There, just that bit and it doesn't want to stop, it is like it is on loop in my mind, and I think I know why because something about that sentence really bugs me. “...for love if it finds you worthy ...” I realise I am taking this out of the context that is was intended, but still that bit speaks to me...and not in a good way. Do whatever you want, try as hard as you may...you better hope love finds you worthy. It will direct your course but only if it finds you worthy, if you don’t  live up to its standard you are on our own, and how exactly does Love separate the worthy from the unworthy, on what does It base its judgement, or does it simply flip a coin. “Heads...ok you deserve all the love and adoration in the world. Tails...ok screw you.” I am a little tired of hoping that love will one day find me worthy...maybe at the moment  I am thinking: “Love you are kinda being a dick right now. Maybe you should hope I find you worthy”...but then I immediately take it back because that sounds like the kind of sentence that could get you into trouble.  Love sure does cause us to lose our heads sometimes, doesn’t it? Maybe its love, maybe I just want a cigarette.
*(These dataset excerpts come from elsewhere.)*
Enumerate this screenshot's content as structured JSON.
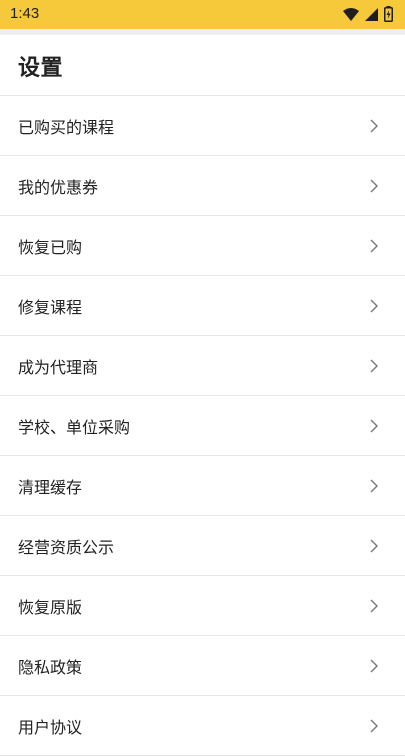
{
  "status_bar": {
    "time": "1:43",
    "icons": [
      "wifi-icon",
      "signal-icon",
      "battery-icon"
    ],
    "background_color": "#f5c93a"
  },
  "page": {
    "title": "设置"
  },
  "menu": {
    "items": [
      {
        "label": "已购买的课程"
      },
      {
        "label": "我的优惠券"
      },
      {
        "label": "恢复已购"
      },
      {
        "label": "修复课程"
      },
      {
        "label": "成为代理商"
      },
      {
        "label": "学校、单位采购"
      },
      {
        "label": "清理缓存"
      },
      {
        "label": "经营资质公示"
      },
      {
        "label": "恢复原版"
      },
      {
        "label": "隐私政策"
      },
      {
        "label": "用户协议"
      }
    ]
  }
}
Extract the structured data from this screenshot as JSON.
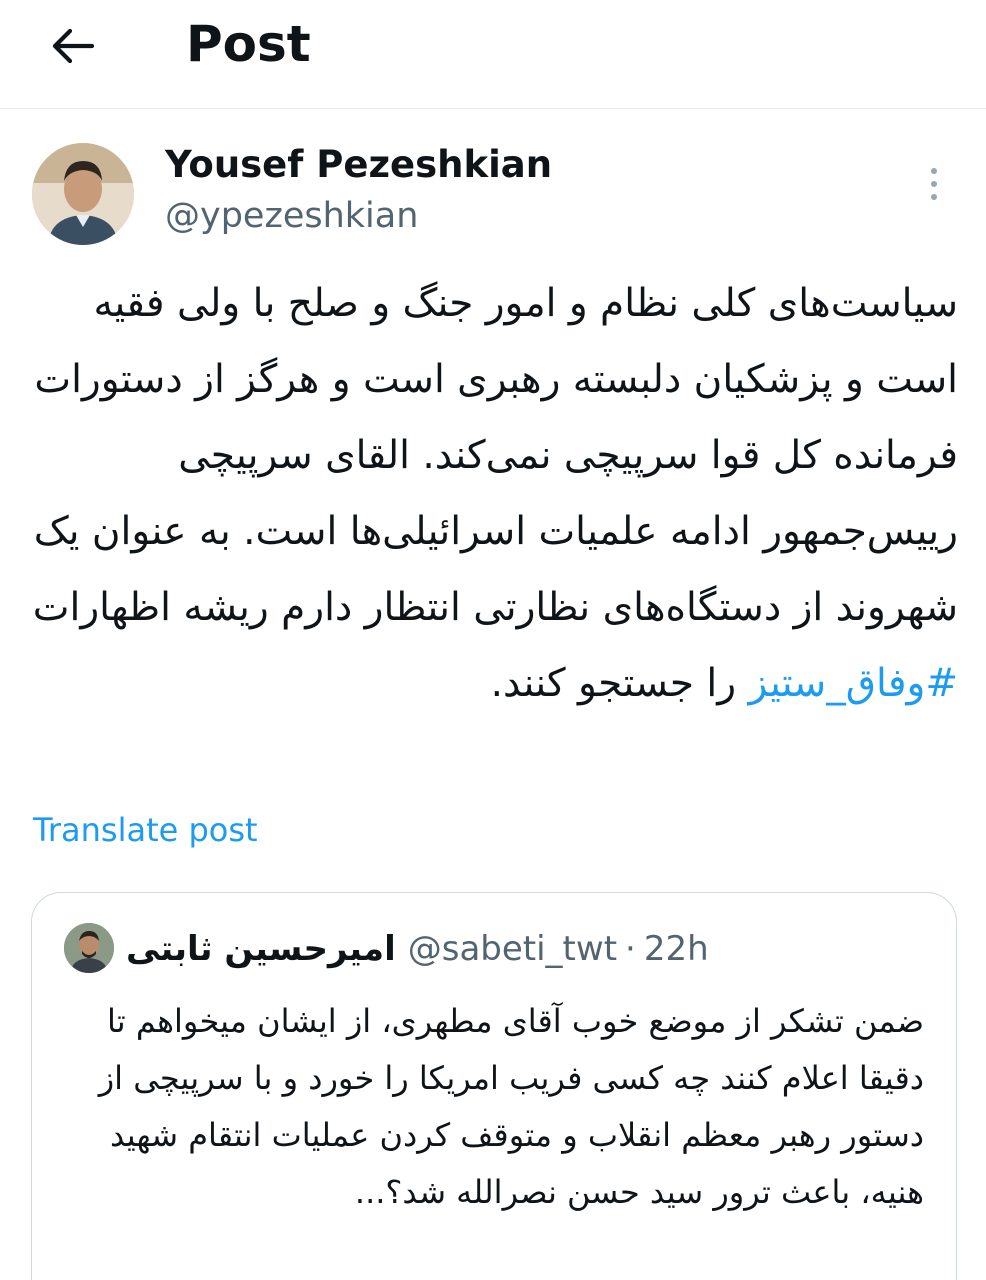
{
  "header": {
    "title": "Post",
    "back_icon": "arrow-left-icon"
  },
  "author": {
    "name": "Yousef Pezeshkian",
    "handle": "@ypezeshkian",
    "avatar_icon": "user-avatar"
  },
  "more_icon": "vertical-ellipsis-icon",
  "tweet": {
    "text_before": "سیاست‌های کلی نظام و امور جنگ و صلح با ولی فقیه است و پزشکیان دلبسته رهبری است و هرگز از دستورات فرمانده کل قوا سرپیچی نمی‌کند. القای سرپیچی رییس‌جمهور ادامه علمیات اسرائیلی‌ها است. به عنوان یک شهروند از دستگاه‌های نظارتی انتظار دارم ریشه اظهارات ",
    "hashtag": "#وفاق_ستیز",
    "text_after": " را جستجو کنند."
  },
  "translate_label": "Translate post",
  "quote": {
    "name": "امیرحسین ثابتی",
    "handle": "@sabeti_twt",
    "separator": "·",
    "time": "22h",
    "text": "ضمن تشکر از موضع خوب آقای مطهری، از ایشان میخواهم تا دقیقا اعلام کنند چه کسی فریب امریکا را خورد و با سرپیچی از دستور رهبر معظم انقلاب و متوقف کردن عملیات انتقام شهید هنیه، باعث ترور سید حسن نصرالله شد؟..."
  },
  "colors": {
    "accent": "#1d9bf0",
    "text": "#0f1419",
    "secondary": "#536471",
    "border": "#cfd9de"
  }
}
So I made it through the day without breaking any of my rules, and I exercised for 2 hours. I joined a martial arts studio a while ago, it is called Dragon Spirit, I believe if anything is ever called Dragon Spirit  you should join it immediately. I partake in what they call Tactfit and Pole Arts...yes I am doing pole dancing. It is a lot of fun, but I am not a gracious swan yet, but hopefully I will get there.

The only thing I can say about this day is; “Yeah I made it, and now I am over it.” Hopefully I will be in a better mood tomorrow.